Tenth Annual Survey of Emerging Risks: Summary of Findings
Cybersecurity ranks as the greatest looming threat, according to the tenth annual Emerging Risks survey of risk managers. The survey also revealed that the majority (73 percent) of risk managers project a moderate risk outlook for 2017, which is consistent with 2016 projections. The following summary highlights key findings from research conducted by Max Rudolph, FSA, CERA, MAAA, a member of the Society of Actuaries (SOA) and owner of Rudolph Financial Consulting, LLC.
Top Emerging Risks
Risk managers perceive cybersecurity (53 percent), financial volatility (43 percent) and terrorism (39 percent) to be the three greatest emerging risks for the third year in a row. Notably, retrenchment from globalization ranked among the top five greatest emerging risks this year, as survey respondents reacted to the rise of populism around the world. This particular risk was ranked as the twenty-first risk last year, demonstrating evidence of anchoring through recency cognitive bias, where responses gravitate toward recent events such as the U.S. election.
When analyzing top emerging risks by category, it’s noteworthy that the geopolitical category – including retrenchment from globalization – surpassed economics for the top spot. Geopolitical risks increased seven percent, while economic risk decreased five percent during this timeframe. The last time geopolitical risks overtook economic risks was in 2014.
- Cyber risks are stabilizing, but remained strong.
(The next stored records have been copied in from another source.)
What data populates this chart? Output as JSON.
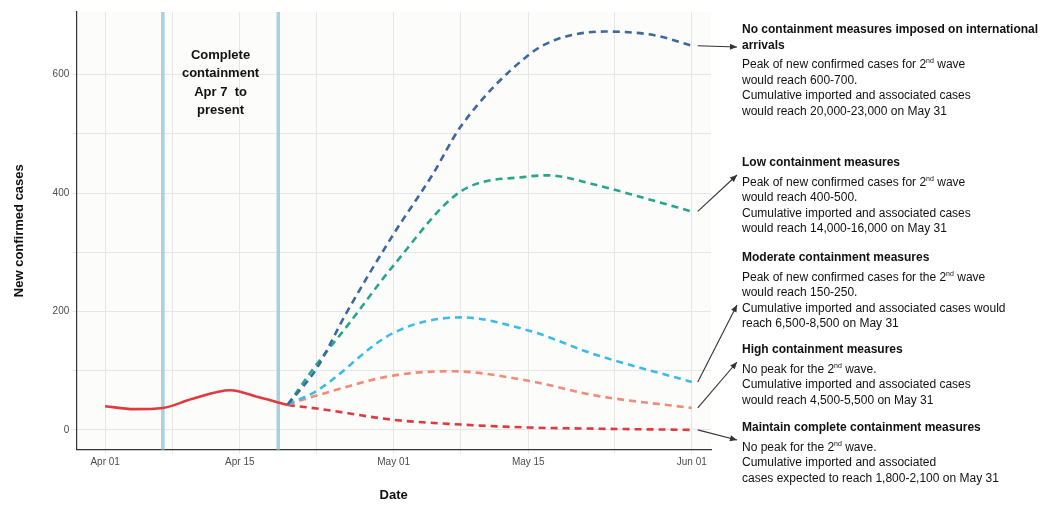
{
  "chart_data": {
    "type": "line",
    "xlabel": "Date",
    "ylabel": "New confirmed cases",
    "xlim": [
      "--03-29",
      "--06-03"
    ],
    "xticks": [
      {
        "value": "--04-01",
        "label": "Apr 01"
      },
      {
        "value": "--04-08",
        "label": null
      },
      {
        "value": "--04-15",
        "label": "Apr 15"
      },
      {
        "value": "--04-23",
        "label": null
      },
      {
        "value": "--05-01",
        "label": "May 01"
      },
      {
        "value": "--05-08",
        "label": null
      },
      {
        "value": "--05-15",
        "label": "May 15"
      },
      {
        "value": "--05-24",
        "label": null
      },
      {
        "value": "--06-01",
        "label": "Jun 01"
      }
    ],
    "ylim": [
      -33,
      706
    ],
    "yticks": [
      0,
      {
        "value": 100,
        "label": null
      },
      200,
      {
        "value": 300,
        "label": null
      },
      400,
      {
        "value": 500,
        "label": null
      },
      600
    ],
    "grid": true,
    "legend": false,
    "marker": "none",
    "ref_lines": [
      {
        "axis": "x",
        "value": "--04-07",
        "color": "#a9d0dc"
      },
      {
        "axis": "x",
        "value": "--04-19",
        "color": "#a9d0dc"
      }
    ],
    "series": [
      {
        "color": "#e0393e",
        "line_style": "solid",
        "x": [
          "--04-01",
          "--04-04",
          "--04-07",
          "--04-10",
          "--04-14",
          "--04-17",
          "--04-20"
        ],
        "values": [
          40,
          35,
          37,
          52,
          67,
          55,
          42
        ]
      },
      {
        "name": "No containment measures imposed on international arrivals",
        "color": "#3d68a0",
        "line_style": "dashed",
        "x": [
          "--04-20",
          "--04-23",
          "--04-26",
          "--05-01",
          "--05-05",
          "--05-08",
          "--05-15",
          "--05-18",
          "--05-23",
          "--05-28",
          "--06-01"
        ],
        "values": [
          43,
          104,
          195,
          331,
          430,
          513,
          633,
          660,
          673,
          667,
          649
        ]
      },
      {
        "name": "Low containment measures",
        "color": "#26a68f",
        "line_style": "dashed",
        "x": [
          "--04-20",
          "--04-23",
          "--04-26",
          "--05-01",
          "--05-08",
          "--05-15",
          "--05-17",
          "--05-22",
          "--05-27",
          "--06-01"
        ],
        "values": [
          43,
          111,
          172,
          278,
          403,
          428,
          430,
          414,
          392,
          369
        ]
      },
      {
        "name": "Moderate containment measures",
        "color": "#3bbbe8",
        "line_style": "dashed",
        "x": [
          "--04-20",
          "--04-23",
          "--05-01",
          "--05-08",
          "--05-15",
          "--05-22",
          "--06-01"
        ],
        "values": [
          43,
          66,
          164,
          190,
          168,
          127,
          81
        ]
      },
      {
        "name": "High containment measures",
        "color": "#f08c78",
        "line_style": "dashed",
        "x": [
          "--04-20",
          "--04-23",
          "--05-01",
          "--05-07",
          "--05-15",
          "--05-22",
          "--06-01"
        ],
        "values": [
          43,
          58,
          92,
          99,
          83,
          58,
          37
        ]
      },
      {
        "name": "Maintain complete containment measures",
        "color": "#e0393e",
        "line_style": "dashed",
        "x": [
          "--04-20",
          "--04-23",
          "--05-01",
          "--05-08",
          "--05-15",
          "--05-22",
          "--06-01"
        ],
        "values": [
          42,
          36,
          17,
          9,
          4,
          2,
          0
        ]
      }
    ],
    "annotations": [
      "Complete\ncontainment\nApr 7  to\npresent",
      "Peak of new confirmed cases for 2$^{nd}$ wave\nwould reach 600-700.\nCumulative imported and associated cases\nwould reach 20,000-23,000 on May 31",
      "Peak of new confirmed cases for 2$^{nd}$ wave\nwould reach 400-500.\nCumulative imported and associated cases\nwould reach 14,000-16,000 on May 31",
      "Peak of new confirmed cases for the 2$^{nd}$ wave\nwould reach 150-250.\nCumulative imported and associated cases would\nreach 6,500-8,500 on May 31",
      "No peak for the 2$^{nd}$ wave.\nCumulative imported and associated cases\nwould reach 4,500-5,500 on May 31",
      "No peak for the 2$^{nd}$ wave.\nCumulative imported and associated\ncases expected to reach 1,800-2,100 on May 31"
    ]
  }
}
This risk continued its position as the number one emerging risk, but for the first time since its entry as a risk in 2009, the threat level didn’t increase. Instead, it declined to 53 percent, from 65 percent the previous year.
- Geopolitical category risks are higher than 2015 highlighting a pattern of even numbered year increases, possibly tied to the U.S. election cycle. For example, the increased prevalence of retrenchment from globalization as a top risk is likely tied to the rise of populism in the U.S. and overseas.
- Several risks in the economic category were materially lower than 2015, including a Chinese economic hard landing (declined from 25 percent in 2015 to 17 percent last year) and asset price collapse (31 percent to 26 percent).
- Technology risk continues to move up the rankings and into the top five emerging risks category. This risk highlights the insurance industry’s unique role in risk management, not only managing its own risks but seeking out and accepting the risks of others to help business increase resilience.
About the Survey
A total of 223 risk managers from across the globe participated in this online survey in November 2016. The research was funded by the Joint Risk Management Section (JRMS) of the Canadian Institute of Actuaries, Casualty Actuarial Society and Society of Actuaries.